Kate Lehman and Travis Schlaht, a couple both in life and in their creative work, are each on a quest for pictorial excellence. Bolstered by shared aesthetic references and singular identities, their artistic dialog examines the tension between realism and contemporaneity.
Both have favored painting as their primary medium, and portrayal as their field of research. Kate Lehman and Travis Schlaht split their time between NYC and Paris. Their path oscillates between an American predilection for high technical standards - with hints of nostalgia for a distant 19th century - and a quasi-dogmatic supremacy of ideas over form cultivated by French taste. Between these impulses, and supported by an active and eclectic community of artists, they never fail to question the meaning of contemporary figurative painting and its resolute universality.

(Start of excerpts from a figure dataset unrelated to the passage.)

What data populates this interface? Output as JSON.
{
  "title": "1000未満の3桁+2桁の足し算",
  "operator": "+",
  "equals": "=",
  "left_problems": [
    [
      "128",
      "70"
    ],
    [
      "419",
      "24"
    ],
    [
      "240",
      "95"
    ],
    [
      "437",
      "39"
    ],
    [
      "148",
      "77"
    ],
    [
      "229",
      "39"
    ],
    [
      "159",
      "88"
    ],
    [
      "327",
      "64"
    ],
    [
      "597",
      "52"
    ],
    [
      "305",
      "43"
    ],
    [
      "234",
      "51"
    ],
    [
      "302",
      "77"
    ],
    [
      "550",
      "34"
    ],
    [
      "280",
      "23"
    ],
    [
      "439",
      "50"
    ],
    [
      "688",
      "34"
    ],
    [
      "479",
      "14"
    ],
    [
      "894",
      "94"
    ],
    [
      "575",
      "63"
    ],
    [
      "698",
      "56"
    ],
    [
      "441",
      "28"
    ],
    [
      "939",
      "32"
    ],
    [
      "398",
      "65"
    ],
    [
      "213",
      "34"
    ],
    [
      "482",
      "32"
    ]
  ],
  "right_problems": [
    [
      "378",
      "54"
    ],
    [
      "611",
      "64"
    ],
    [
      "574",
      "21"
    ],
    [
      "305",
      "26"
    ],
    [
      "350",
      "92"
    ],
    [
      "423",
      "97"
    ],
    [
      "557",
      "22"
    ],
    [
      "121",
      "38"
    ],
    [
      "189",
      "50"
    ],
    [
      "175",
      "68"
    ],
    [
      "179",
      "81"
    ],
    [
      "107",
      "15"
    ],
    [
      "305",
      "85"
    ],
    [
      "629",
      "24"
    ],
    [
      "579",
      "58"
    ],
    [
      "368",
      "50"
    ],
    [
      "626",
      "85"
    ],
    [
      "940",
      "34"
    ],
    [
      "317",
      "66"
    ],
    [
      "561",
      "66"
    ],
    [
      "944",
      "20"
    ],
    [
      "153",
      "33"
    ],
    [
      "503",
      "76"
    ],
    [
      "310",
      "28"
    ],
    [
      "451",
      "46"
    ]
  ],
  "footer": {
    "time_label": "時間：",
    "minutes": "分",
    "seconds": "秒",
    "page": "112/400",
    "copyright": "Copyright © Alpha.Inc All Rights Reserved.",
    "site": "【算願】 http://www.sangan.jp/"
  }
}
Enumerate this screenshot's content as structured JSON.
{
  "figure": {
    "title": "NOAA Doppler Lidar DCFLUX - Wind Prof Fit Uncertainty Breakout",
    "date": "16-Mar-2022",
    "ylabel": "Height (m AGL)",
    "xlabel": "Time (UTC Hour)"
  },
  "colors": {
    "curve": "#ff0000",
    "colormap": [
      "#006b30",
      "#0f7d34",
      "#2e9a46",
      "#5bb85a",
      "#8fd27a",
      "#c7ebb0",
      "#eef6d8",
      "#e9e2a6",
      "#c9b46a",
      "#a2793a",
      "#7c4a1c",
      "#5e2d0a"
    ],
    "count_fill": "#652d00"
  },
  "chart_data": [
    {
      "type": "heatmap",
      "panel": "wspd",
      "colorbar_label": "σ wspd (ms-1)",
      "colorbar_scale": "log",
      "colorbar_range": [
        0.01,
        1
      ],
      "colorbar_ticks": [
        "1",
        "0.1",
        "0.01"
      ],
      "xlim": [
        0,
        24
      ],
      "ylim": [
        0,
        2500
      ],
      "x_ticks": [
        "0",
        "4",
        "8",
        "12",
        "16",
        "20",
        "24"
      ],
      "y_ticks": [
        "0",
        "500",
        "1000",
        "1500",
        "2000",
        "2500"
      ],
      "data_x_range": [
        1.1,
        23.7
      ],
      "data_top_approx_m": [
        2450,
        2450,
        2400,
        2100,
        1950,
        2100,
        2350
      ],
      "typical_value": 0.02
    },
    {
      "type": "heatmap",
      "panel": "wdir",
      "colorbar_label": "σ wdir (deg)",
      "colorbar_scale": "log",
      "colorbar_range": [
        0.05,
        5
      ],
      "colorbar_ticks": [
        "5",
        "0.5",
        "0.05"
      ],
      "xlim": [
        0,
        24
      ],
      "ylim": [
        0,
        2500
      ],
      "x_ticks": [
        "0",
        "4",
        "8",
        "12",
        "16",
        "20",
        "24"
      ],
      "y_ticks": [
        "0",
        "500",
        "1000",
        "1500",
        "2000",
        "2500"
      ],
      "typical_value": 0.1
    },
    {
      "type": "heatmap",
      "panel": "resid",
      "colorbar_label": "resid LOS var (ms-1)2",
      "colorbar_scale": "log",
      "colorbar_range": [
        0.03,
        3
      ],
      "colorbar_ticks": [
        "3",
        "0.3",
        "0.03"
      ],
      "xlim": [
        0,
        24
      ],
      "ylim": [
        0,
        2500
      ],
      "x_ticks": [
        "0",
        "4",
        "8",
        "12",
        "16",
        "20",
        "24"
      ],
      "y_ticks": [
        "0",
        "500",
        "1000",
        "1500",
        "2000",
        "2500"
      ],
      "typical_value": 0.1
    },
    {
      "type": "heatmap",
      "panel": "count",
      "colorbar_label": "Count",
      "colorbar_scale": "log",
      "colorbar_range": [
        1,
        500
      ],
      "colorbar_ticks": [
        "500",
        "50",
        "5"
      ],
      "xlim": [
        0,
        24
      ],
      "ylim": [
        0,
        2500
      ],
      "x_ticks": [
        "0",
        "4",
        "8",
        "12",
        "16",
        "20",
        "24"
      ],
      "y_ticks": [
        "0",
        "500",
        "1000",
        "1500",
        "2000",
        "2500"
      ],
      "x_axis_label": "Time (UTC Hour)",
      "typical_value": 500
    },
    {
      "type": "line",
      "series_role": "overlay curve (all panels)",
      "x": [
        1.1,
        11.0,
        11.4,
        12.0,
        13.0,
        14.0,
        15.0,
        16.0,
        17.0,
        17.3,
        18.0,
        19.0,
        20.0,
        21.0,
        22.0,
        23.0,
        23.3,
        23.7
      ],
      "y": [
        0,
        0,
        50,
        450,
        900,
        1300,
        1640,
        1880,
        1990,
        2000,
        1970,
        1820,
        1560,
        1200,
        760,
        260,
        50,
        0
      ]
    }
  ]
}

As for Travis Schlaht, he never considered becoming a painter. For him, painting and drawing are a second skin. Travis Schlaht experiences the world through his art, never freer or safer as when he is painting. His work acts as a filter, boosting our perception and understanding of places and people. Ultimately, it is a vital tool for detaching ourselves from the commotion of the world, and in so doing, revealing its essence. Spending hours with his models, he offers portraits that go well beyond fixed representations of glimpsed faces. Barely grazing his canvases with meticulous brush strokes, he shapes chiseled landscapes and still lifes to reveal bouquets of feeling, effortlessly communing with his surrounding world.
Far from precious, old-fashioned classicism, Kate Lehman and Travis Schlaht’s work is an invitation to slow the pace of our frenetic lives and focus on the range of human qualities in a celebration of simple contemplation. Universal. Topical.